Он ухмыляется, и, черт, я не могу смотреть. Это настоящая ухмылка, мягкая и кривая, а не то меГэваттное дерьмо, которое он демонстрирует миру. Она кажется интимной, личной и такой невероятно прекрасной, что мне хочется обхватить эту улыбку руками и сунуть ее в карман, и, черт возьми, мне действительно, действительно нужно перестать читать стихи.

Оливер попадает в выбоину на дороге. Я хватаюсь за перекладину и вдыхаю, когда боль белым огнем пронзает мою поясницу. Мой желудок завязывается узлом. Меня бьют по всем фронтам: этот кошмар асфальтированной дороги, сегодняшний мучительный уровень боли, снова застрять в машине Оливера, купаться в его запахе, видеть его, наводненном воспоминаниями о прошлой ночи, прикасаться к нему, хотеть его, быть на волосок от того, чтобы унизить себя, признаться, что я готов отдать за него, сделать для него...

Что угодно. Все.

Сдвинувшись на своем сиденье, я хрюкаю от сильнейшей агонии. Сегодняшний день окрашен болью, отпечатан болью, вырезан болью; нет ни одного движения, ни одной мысли, которая не была бы запечатлена, затенена или сформирована ею. Моргать, дышать, поворачиваться, смещаться - все это причиняет боль. Это поглощает. И я хотел бы хоть на мгновение закрыть глаза и убежать от этого, выплыть из тела в пространство, лишенное ощущений, где я мог бы существовать, не зная, где находится каждое гребаное нервное окончание в моей спине, бедрах, коленях и шее, где дыхание не ощущалось бы как ножи в позвоночнике, а повороты не заставляли бы мою спину посылать кинжал боли через ногу, пока мои коренные зубы не лязгнут и желчь не поползет по горлу.
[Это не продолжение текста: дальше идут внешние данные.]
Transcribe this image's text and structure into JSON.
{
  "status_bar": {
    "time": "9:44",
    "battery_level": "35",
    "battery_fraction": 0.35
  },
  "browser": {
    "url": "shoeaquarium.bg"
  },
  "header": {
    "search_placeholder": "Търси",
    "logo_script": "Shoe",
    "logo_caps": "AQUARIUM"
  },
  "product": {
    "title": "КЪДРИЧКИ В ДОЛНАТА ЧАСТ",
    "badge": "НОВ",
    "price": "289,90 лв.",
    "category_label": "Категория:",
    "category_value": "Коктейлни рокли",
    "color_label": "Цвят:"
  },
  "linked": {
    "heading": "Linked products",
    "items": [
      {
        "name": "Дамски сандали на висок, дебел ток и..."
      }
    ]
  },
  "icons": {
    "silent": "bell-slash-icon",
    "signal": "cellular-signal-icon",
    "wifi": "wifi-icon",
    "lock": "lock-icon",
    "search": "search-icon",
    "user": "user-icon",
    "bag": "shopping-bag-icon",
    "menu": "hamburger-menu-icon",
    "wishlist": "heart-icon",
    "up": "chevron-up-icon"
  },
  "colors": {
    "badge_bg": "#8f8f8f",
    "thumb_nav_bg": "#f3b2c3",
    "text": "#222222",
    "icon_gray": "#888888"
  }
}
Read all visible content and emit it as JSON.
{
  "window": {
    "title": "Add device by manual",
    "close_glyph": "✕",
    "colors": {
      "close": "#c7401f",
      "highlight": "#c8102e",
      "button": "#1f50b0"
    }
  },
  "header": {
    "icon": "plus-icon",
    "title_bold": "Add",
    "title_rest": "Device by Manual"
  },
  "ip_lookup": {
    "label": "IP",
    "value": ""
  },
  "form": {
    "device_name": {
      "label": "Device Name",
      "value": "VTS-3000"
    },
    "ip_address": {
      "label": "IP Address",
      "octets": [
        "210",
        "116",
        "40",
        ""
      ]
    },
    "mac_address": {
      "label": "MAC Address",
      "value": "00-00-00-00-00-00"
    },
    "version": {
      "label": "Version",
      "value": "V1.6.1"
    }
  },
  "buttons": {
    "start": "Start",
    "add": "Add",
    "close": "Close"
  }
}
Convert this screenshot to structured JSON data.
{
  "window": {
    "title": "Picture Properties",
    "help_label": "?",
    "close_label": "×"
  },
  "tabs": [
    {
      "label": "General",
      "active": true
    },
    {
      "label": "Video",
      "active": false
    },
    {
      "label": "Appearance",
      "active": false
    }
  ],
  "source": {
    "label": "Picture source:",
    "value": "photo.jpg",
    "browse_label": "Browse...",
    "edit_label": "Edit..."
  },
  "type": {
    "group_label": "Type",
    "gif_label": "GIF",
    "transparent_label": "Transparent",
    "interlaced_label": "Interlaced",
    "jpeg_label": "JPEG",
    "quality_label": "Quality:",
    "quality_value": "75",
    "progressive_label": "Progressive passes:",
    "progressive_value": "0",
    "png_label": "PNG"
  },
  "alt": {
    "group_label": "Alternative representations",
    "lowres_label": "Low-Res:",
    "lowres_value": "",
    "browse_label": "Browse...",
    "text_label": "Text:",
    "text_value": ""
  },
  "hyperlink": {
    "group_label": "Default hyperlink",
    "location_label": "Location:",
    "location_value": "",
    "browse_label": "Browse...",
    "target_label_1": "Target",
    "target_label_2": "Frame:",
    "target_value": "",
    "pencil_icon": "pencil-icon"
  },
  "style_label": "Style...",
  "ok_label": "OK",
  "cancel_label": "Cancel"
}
Милосердно не обращая внимания на мои страдания, Оливер наконец сказал: "Я поясню. Я понимаю вопрос. Я просто не понимаю, почему ты ждешь, что я отвечу на него, раз уж ты стал хрюкающим неандертальцем и закрыл мне рот, когда я пытался с тобой общаться". Он смотрит в мою сторону, в его взгляде промелькнуло неподдельное раздражение, даже в этих острых бледных глазах, скрытых солнцезащитными очками. "А что, если мое объяснение заставит тебя лучше относиться к тому, что произошло прошлой ночью?"

Именно это меня и беспокоит. Я не хочу чувствовать себя лучше из-за прошлой ночи. Я хочу похоронить ее и никогда не вспоминать о том, какой она была сырой, настоящей, несовершенной и голодной. Как сильно я хотел не только снять с него одежду и развернуть его, как гребаный подарок, но и уложить Оливера на мою кровать и узнать каждую его часть - его удовольствие, его боль, его желания, его страхи.

Что абсурдно. Виноваты годы воздержания, когда я путал тоску и любовь, отчаяние и глубокую близость. Я был готов к одноразовому свиданию прошлой ночью не больше, чем к тому, чтобы сегодня выйти на поле и пнуть футбольный мяч. И я отказываюсь совершить непоправимую ошибку на любом из этих фронтов.

Поэтому я говорю Оливеру с таким безразличием и чувством, на какое только способна: "Бергман, мне плевать на твои объяснения. Все кончено. Закончено. Мы договорились, что будем жить дальше".